Hi, I'm asking here before we home-brew a hack... ...
# ask-community
m
Hi, I'm asking here before we home-brew a hack... is there any way to override the staleness criteria of an asset? Effectively here I'm trying to set up a TTL-style cache that ignores upstream data changes. The use case is that we have a comprehensive set of "metrics" we compute for some assets, which takes a substantial amount of time and compute. Generally we only want to run this when the underlying asset code has changed, but not when the data has changed. Here is some pseudo code
Copy code
@asset 
def data()->pd.DataFrame:
    ... # some data 
    return df

@asset 
def model(data):
   ... # Some ML stuff
   return model_

@asset
def model_validation_report(model, data):
    ... # Some really expensive ShapValue, GridSerach, Optuna stuff.. 
    return report 

@asset
def deploy_model_endpoint(model, model_validation_report):
    ... # This should run when model changes, and depends on model_validation_report to keep the documentation in sync, 
        # but model_validation_report doesn't have to be re-run 
        # each time data or model change
Here I'd like to avoid re-running model_validation_report each time data and or model change
l
How are you currently dealing with new versions of the model?
m
A properly new model (eg. a change to the model definition / feature set / hyperparameters) is handled as a new StaticPartition of the model asset (not that the model is a partitioned asset) Simply re-training the model with the latest data is a new asset version (all versions are persisted to blob storage) Does that make sense?
🌈 1
The
model_validation_report
is usually ran manually ~1/week to check for model drift, etc... but the latest models are deployed daily
Here is a rough sketch:
The data the model is prediction on refreshes hourly The model itself is re-trained EOD, but used throughout the day to generate predictions for the latest data Usually there is no major change between training runs of the model given only 1 day's worth of data has changed - so we don't usually run the Model Report daily However, I don't know how to easily automate "Upload Stuff to Blob Storage" given that updates to Data / Model mark the Model Report as stale.
l
The new model = new partition is an interesting pattern!
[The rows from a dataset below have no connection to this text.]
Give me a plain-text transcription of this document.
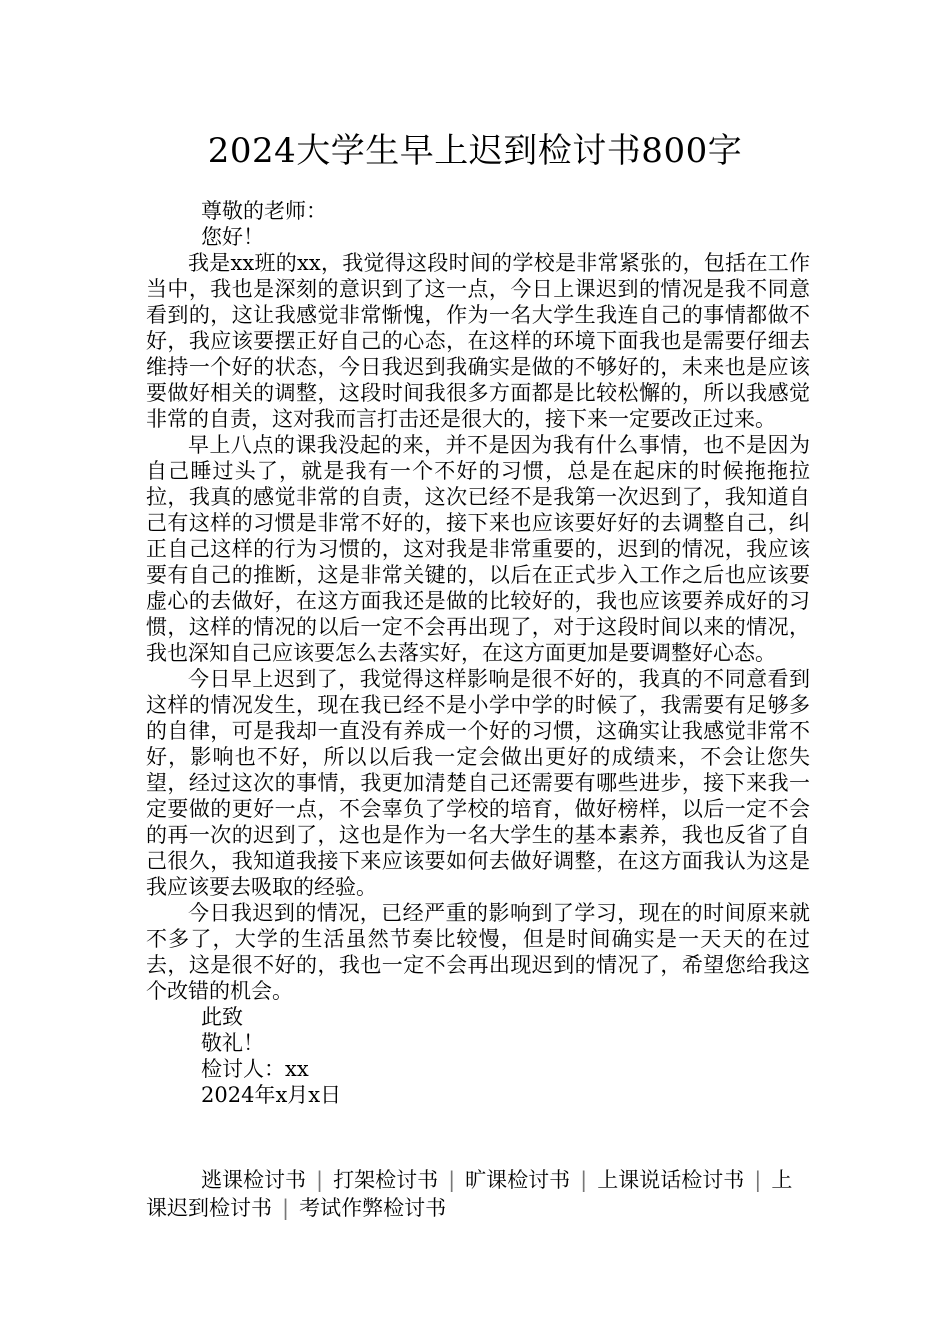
2024大学生早上迟到检讨书800字

尊敬的老师：

您好！

我是xx班的xx，我觉得这段时间的学校是非常紧张的，包括在工作当中，我也是深刻的意识到了这一点，今日上课迟到的情况是我不同意看到的，这让我感觉非常惭愧，作为一名大学生我连自己的事情都做不好，我应该要摆正好自己的心态，在这样的环境下面我也是需要仔细去维持一个好的状态，今日我迟到我确实是做的不够好的，未来也是应该要做好相关的调整，这段时间我很多方面都是比较松懈的，所以我感觉非常的自责，这对我而言打击还是很大的，接下来一定要改正过来。

早上八点的课我没起的来，并不是因为我有什么事情，也不是因为自己睡过头了，就是我有一个不好的习惯，总是在起床的时候拖拖拉拉，我真的感觉非常的自责，这次已经不是我第一次迟到了，我知道自己有这样的习惯是非常不好的，接下来也应该要好好的去调整自己，纠正自己这样的行为习惯的，这对我是非常重要的，迟到的情况，我应该要有自己的推断，这是非常关键的，以后在正式步入工作之后也应该要虚心的去做好，在这方面我还是做的比较好的，我也应该要养成好的习惯，这样的情况的以后一定不会再出现了，对于这段时间以来的情况，我也深知自己应该要怎么去落实好，在这方面更加是要调整好心态。

今日早上迟到了，我觉得这样影响是很不好的，我真的不同意看到这样的情况发生，现在我已经不是小学中学的时候了，我需要有足够多的自律，可是我却一直没有养成一个好的习惯，这确实让我感觉非常不好，影响也不好，所以以后我一定会做出更好的成绩来，不会让您失望，经过这次的事情，我更加清楚自己还需要有哪些进步，接下来我一定要做的更好一点，不会辜负了学校的培育，做好榜样，以后一定不会的再一次的迟到了，这也是作为一名大学生的基本素养，我也反省了自己很久，我知道我接下来应该要如何去做好调整，在这方面我认为这是我应该要去吸取的经验。

今日我迟到的情况，已经严重的影响到了学习，现在的时间原来就不多了，大学的生活虽然节奏比较慢，但是时间确实是一天天的在过去，这是很不好的，我也一定不会再出现迟到的情况了，希望您给我这个改错的机会。

此致

敬礼！

检讨人：xx

2024年x月x日

逃课检讨书 | 打架检讨书 | 旷课检讨书 | 上课说话检讨书 | 上课迟到检讨书 | 考试作弊检讨书
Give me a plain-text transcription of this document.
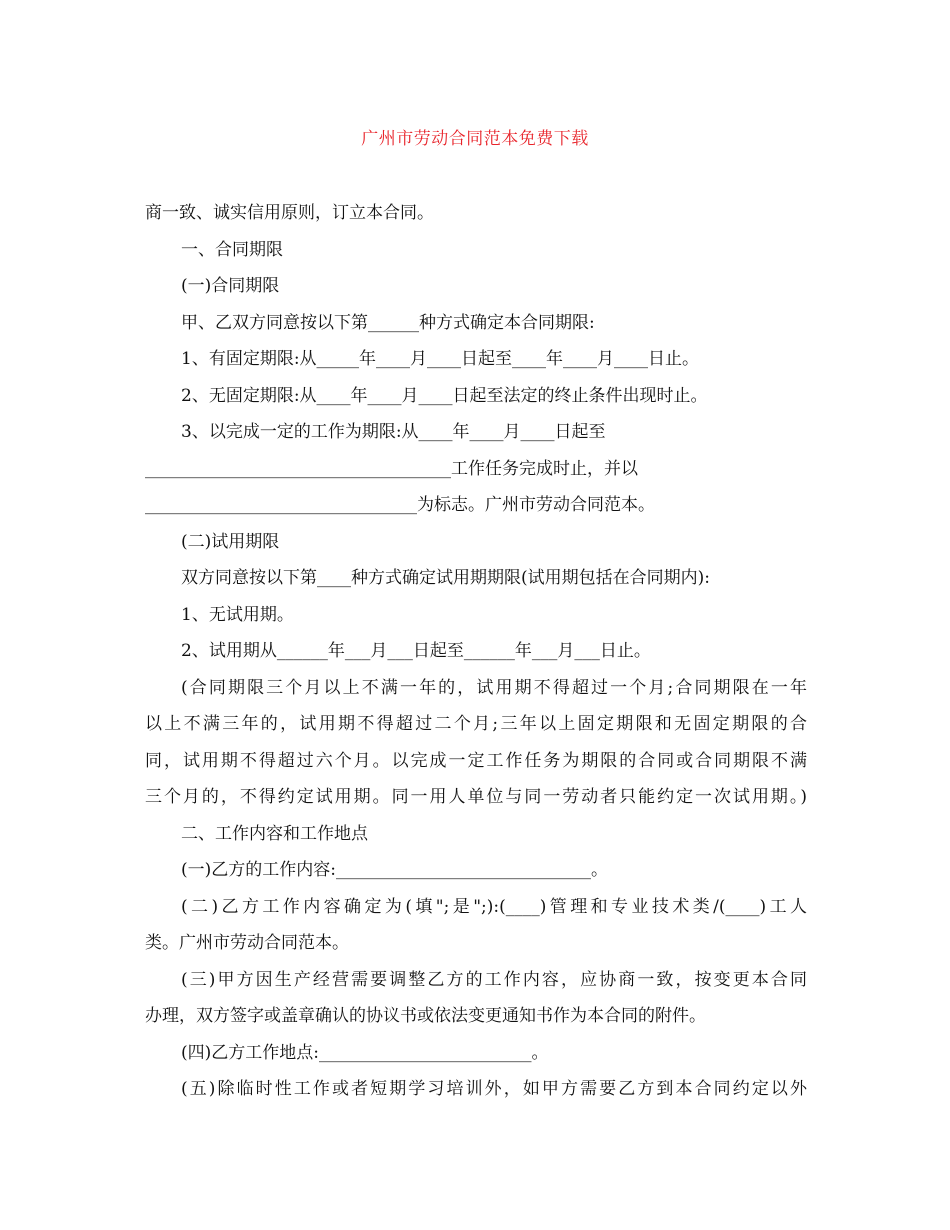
广州市劳动合同范本免费下载
商一致、诚实信用原则，订立本合同。
一、合同期限
(一)合同期限
甲、乙双方同意按以下第______种方式确定本合同期限:
1、有固定期限:从_____年____月____日起至____年____月____日止。
2、无固定期限:从____年____月____日起至法定的终止条件出现时止。
3、以完成一定的工作为期限:从____年____月____日起至
____________________________________工作任务完成时止，并以
________________________________为标志。广州市劳动合同范本。
(二)试用期限
双方同意按以下第____种方式确定试用期期限(试用期包括在合同期内):
1、无试用期。
2、试用期从______年___月___日起至______年___月___日止。
(合同期限三个月以上不满一年的，试用期不得超过一个月;合同期限在一年
以上不满三年的，试用期不得超过二个月;三年以上固定期限和无固定期限的合
同，试用期不得超过六个月。以完成一定工作任务为期限的合同或合同期限不满
三个月的，不得约定试用期。同一用人单位与同一劳动者只能约定一次试用期。)
二、工作内容和工作地点
(一)乙方的工作内容:______________________________。
(二)乙方工作内容确定为(填";是";):(____)管理和专业技术类/(____)工人
类。广州市劳动合同范本。
(三)甲方因生产经营需要调整乙方的工作内容，应协商一致，按变更本合同
办理，双方签字或盖章确认的协议书或依法变更通知书作为本合同的附件。
(四)乙方工作地点:_________________________。
(五)除临时性工作或者短期学习培训外，如甲方需要乙方到本合同约定以外
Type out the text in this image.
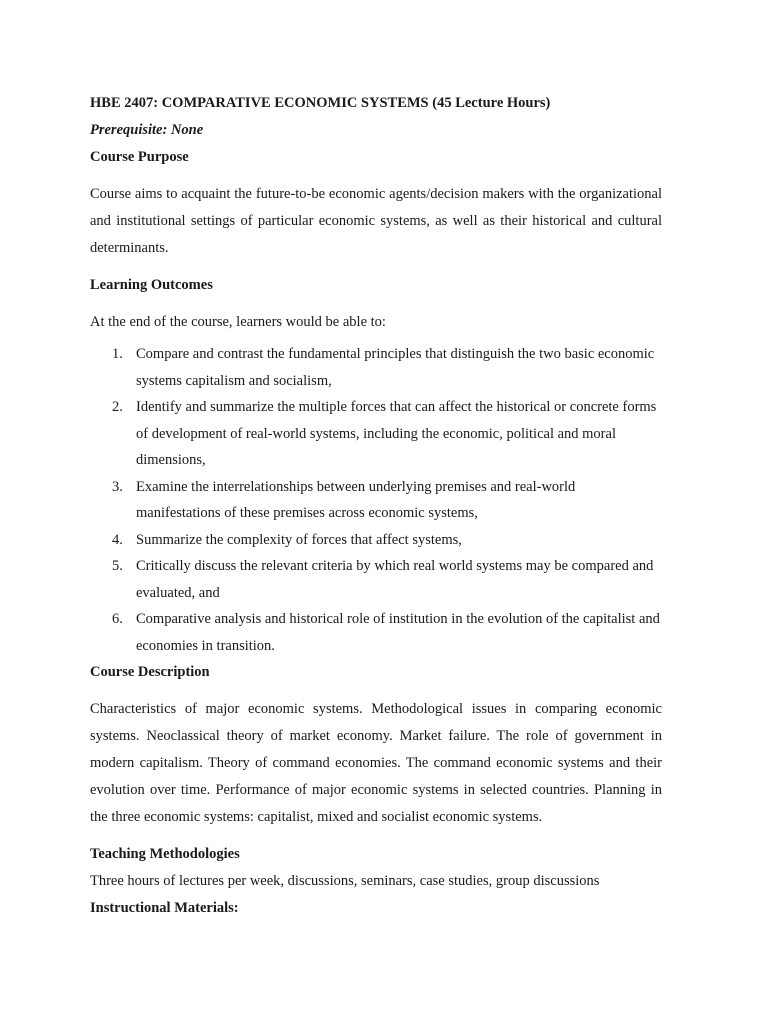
HBE 2407: COMPARATIVE ECONOMIC SYSTEMS (45 Lecture Hours)

Prerequisite: None

Course Purpose

Course aims to acquaint the future-to-be economic agents/decision makers with the organizational and institutional settings of particular economic systems, as well as their historical and cultural determinants.

Learning Outcomes

At the end of the course, learners would be able to:

1. Compare and contrast the fundamental principles that distinguish the two basic economic systems capitalism and socialism,
2. Identify and summarize the multiple forces that can affect the historical or concrete forms of development of real-world systems, including the economic, political and moral dimensions,
3. Examine the interrelationships between underlying premises and real-world manifestations of these premises across economic systems,
4. Summarize the complexity of forces that affect systems,
5. Critically discuss the relevant criteria by which real world systems may be compared and evaluated, and
6. Comparative analysis and historical role of institution in the evolution of the capitalist and economies in transition.

Course Description

Characteristics of major economic systems. Methodological issues in comparing economic systems. Neoclassical theory of market economy. Market failure. The role of government in modern capitalism. Theory of command economies. The command economic systems and their evolution over time. Performance of major economic systems in selected countries. Planning in the three economic systems: capitalist, mixed and socialist economic systems.

Teaching Methodologies

Three hours of lectures per week, discussions, seminars, case studies, group discussions

Instructional Materials:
My next idea gets into home-brewy territory, but maybe you could run a scheduled Job that Pulls the latest model and runs the report weekly?
m
That's more or less what I do - the report asset basically "runs" every day but the code I wrote just loads and returns the last report if it's less than one week old. Something like (pseudocode, can't be bothered)
Copy code
@asset
def model_validation_report(model, data):
   
   last_ran_report, run_date = load_previous_report(...)

   if now - run_date < 7 days:
      return last_ran_report 
   else:
      new_report = run_report(model, data)

      save(new_report)
      return new_report
c
Hi Mycchaka, this is an interesting use case. We don't have a great way to handle different staleness differently between downstream assets, since it seems like you want
deploy_model_endpoint
and
model_validation_report
to have different notions of "staleness" when receiving the same "model" input.
Wondering if you've seen our guide on data versions and code versions? https://docs.dagster.io/guides/dagster/asset-versioning-and-caching I think one somewhat-hacky way you could represent your dependency graph to get the behavior you're looking for is to do the following: • Represent
model
as a regular asset, but also as an observable source asset. By using an observable source asset, you can continue to load the model and pass it to downstream assets, but you can assign a custom data version. This data version can be bumped when the report asset hasn't been materialized in over a week. • Observe the observable source asset on a schedule, so it is regularly updated to check if the data version has changed. • Then, you can have
model_validation_report
be downstream of the observable source asset, so it is only considered stale after the observable source asset is observed to be out of date.
Copy code
@asset
def model():
    ...

class LoadModel(IOManager):
    def load_input(self, context) -> object:
        # loads the model
        return model


@observable_source_asset(io_manager_key="load_model_input_manager")
def report_observer():
    data_version = ... # get new data version if model_validation_report hasn't been materialized in the last week
    return DataVersion(data_version)


@asset
def model_validation_report(context, report_observer):
    ...


@asset
def deploy(model, model_validation_report):
    ...


defs = Definitions(
    assets=[model, report_observer, model_validation_report, deploy],
    resources={
        "load_model_input_manager": LoadModel(),
    },
)